A schoolboy has survived a direct hit by a meteorite after it fell to earth at 30,000mph.
Gerrit Blank, 14, was on his way to school when he saw "ball of light" heading straight towards him from the sky. A red hot, pea-sized piece of rock then hit his hand before bouncing off and causing a foot wide crater in the ground.
The teenager survived the strike, the chances of which are just 1 in a million - but with a nasty three-inch long scar on his hand. He said: "At first I just saw a large ball of light, and then I suddenly felt a pain in my hand.
"Then a split second after that there was an enormous bang like a crash of thunder." "The noise that came after the flash of light was so loud that my ears were ringing for hours afterwards.
"When it hit me it knocked me flying and then was still going fast enough to bury itself into the road," he explained.
Scientists are now studying the pea-sized meteorite which crashed to Earth in Essen, Germany.
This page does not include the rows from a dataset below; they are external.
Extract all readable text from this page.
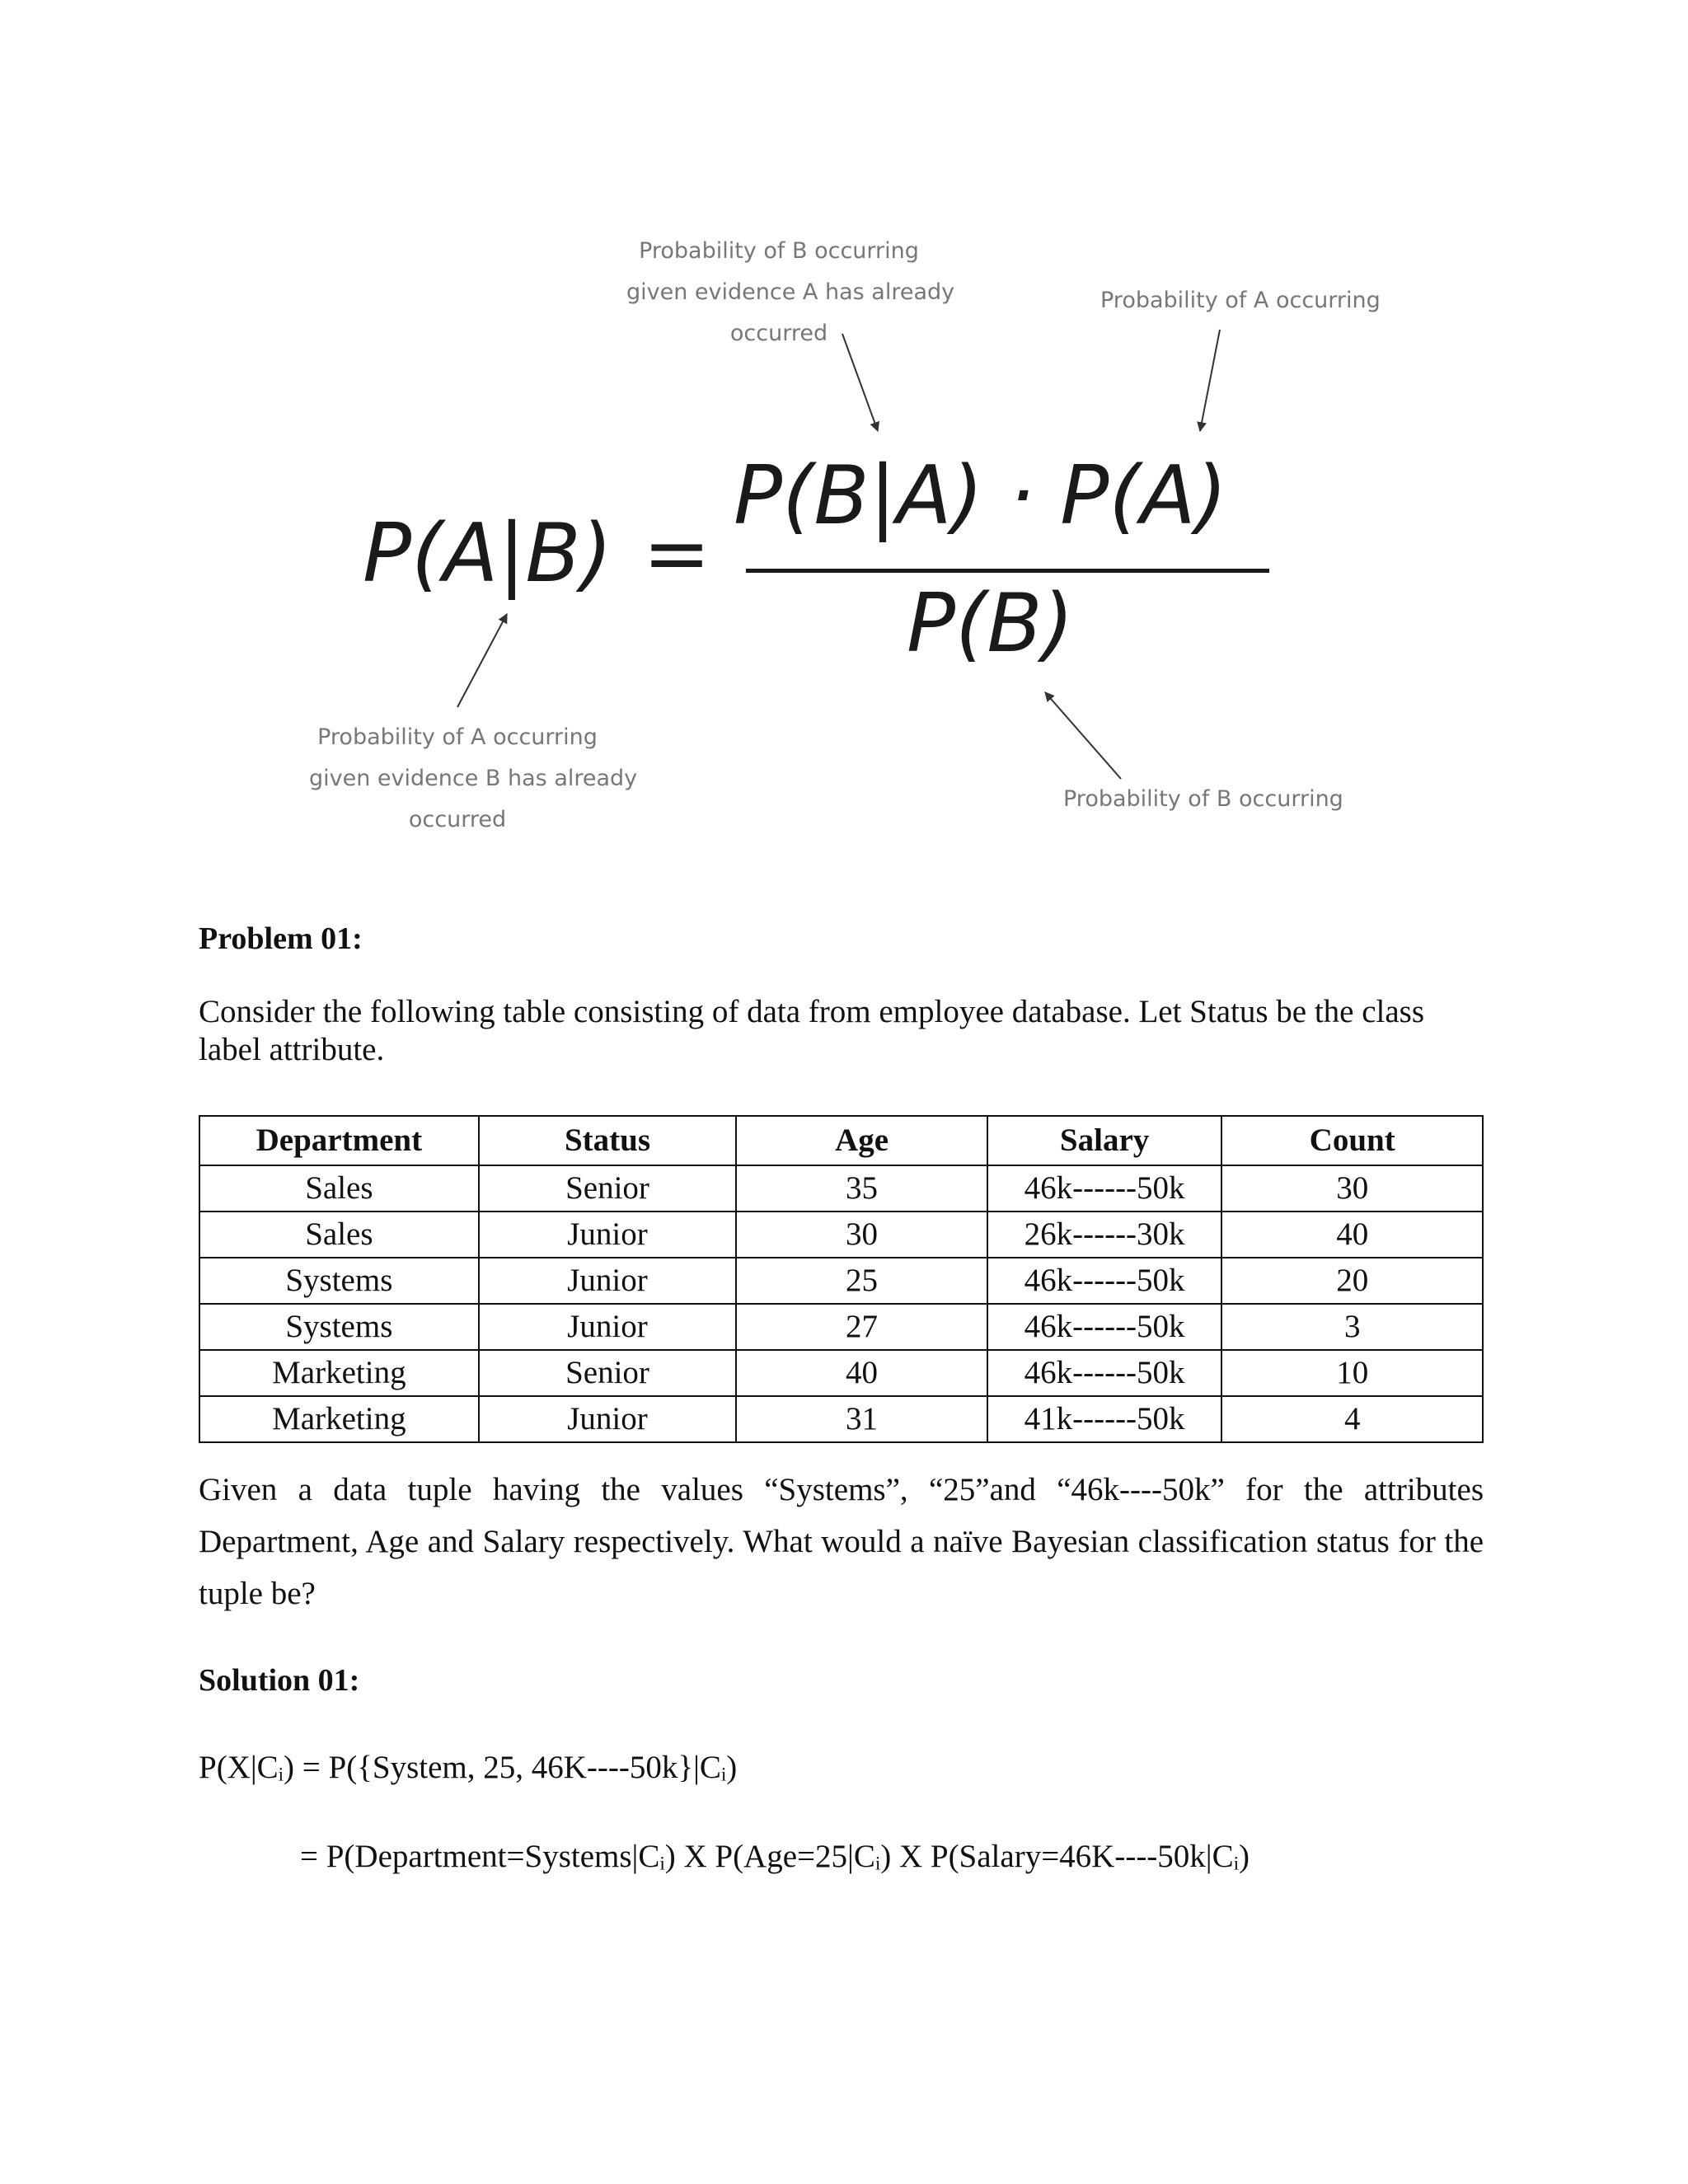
Probability of B occurring
given evidence A has already
occurred
Probability of A occurring
Probability of A occurring
given evidence B has already
occurred
Probability of B occurring
P(A|B) =
P(B|A) · P(A)
P(B)
Problem 01:
Consider the following table consisting of data from employee database. Let Status be the class label attribute.
Department	Status	Age	Salary	Count
Sales	Senior	35	46k------50k	30
Sales	Junior	30	26k------30k	40
Systems	Junior	25	46k------50k	20
Systems	Junior	27	46k------50k	3
Marketing	Senior	40	46k------50k	10
Marketing	Junior	31	41k------50k	4
Given a data tuple having the values “Systems”, “25”and “46k----50k” for the attributes Department, Age and Salary respectively. What would a naïve Bayesian classification status for the tuple be?
Solution 01:
P(X|Cᵢ) = P({System, 25, 46K----50k}|Cᵢ)
= P(Department=Systems|Cᵢ) X P(Age=25|Cᵢ) X P(Salary=46K----50k|Cᵢ)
"Most don't actually make it to ground level because they evaporate in the atmosphere. Of those that do get through, about six out of every seven of them land in water," he added.
The only other known example of a human being surviving a meteor strike happened in Alabama, USA, in November 1954 when a grapefruit-sized fragment crashed through the roof of a house, bounced off furniture and landed on a sleeping woman.